Yamamoto's decision to attack the Pacific Fleet at Pearl Harbor not only was breathtakingly bold but involved a revolutionary, hitherto untried use of naval airpower - an experimental concept untested in the crucible of battle. "What a strange position I find myself in," Yamamoto wrote to his friend Rear Admiral Teikichi Hori on the eve of the fleet's departure, "-having to pursue with full determination a course of action which is diametrically opposed to my best judgment and firmest conviction. That, too, perhaps is fate."
Jean Edward Smith, FDR, (New York: Random House, 2007), 532-534.

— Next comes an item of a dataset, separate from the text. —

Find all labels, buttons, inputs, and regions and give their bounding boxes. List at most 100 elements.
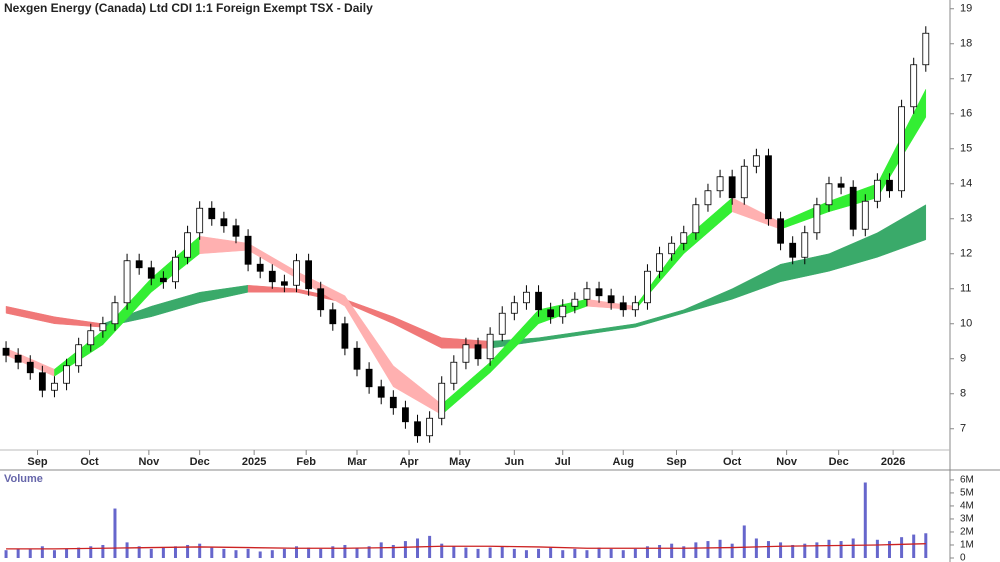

Isoroku Yamamoto was Naval General of the Japanese Navy at the time of Pearl Harbor. Although attacking America was not his favored position, he took upon himself to do it in a creative way that was built upon risk. He used an untested method to fight the battle while putting everything - including his best judgment - on the line. The attack on Pearl Harbor was breathtaking for its incredible destruction & success. It was a gambler's strategy & it worked to nearly flawless perfection. Of course we can look back and judge Japan for helping the United States enter the war - which would lead to the downfall of the Axis powers. However, at the time of the attack on Pearl Harbor, all that was known was that Japan needed a big W on the board to help boost morale and nail the US where it counted. The gambler's heart of Yamamoto lead to the plan that accomplished that.

I admire the gambler's heart. I admire the courage. I admire taking chances and putting experimental concepts into practice. It certainly must lead to a fair share of mistakes, accidents, and disaters. But as they say in Vegas - you have to bet big to win big. My life doesn't resemble that of Yamamoto. I do not have the gambler's heart or the desire to risk it all. I like to think I do. I like to talk like I do. But the reality is I almost always play it safe. But why not risk? Life is so short and you only get one shot at it. Your untested plans, goals, dreams, and strategies are waiting to be used. Double check to make sure the convictions and judgment that holds you back is not based upon fear. Just go.

Bet it all. Take that chance. The gambler's heart leads to the big reward.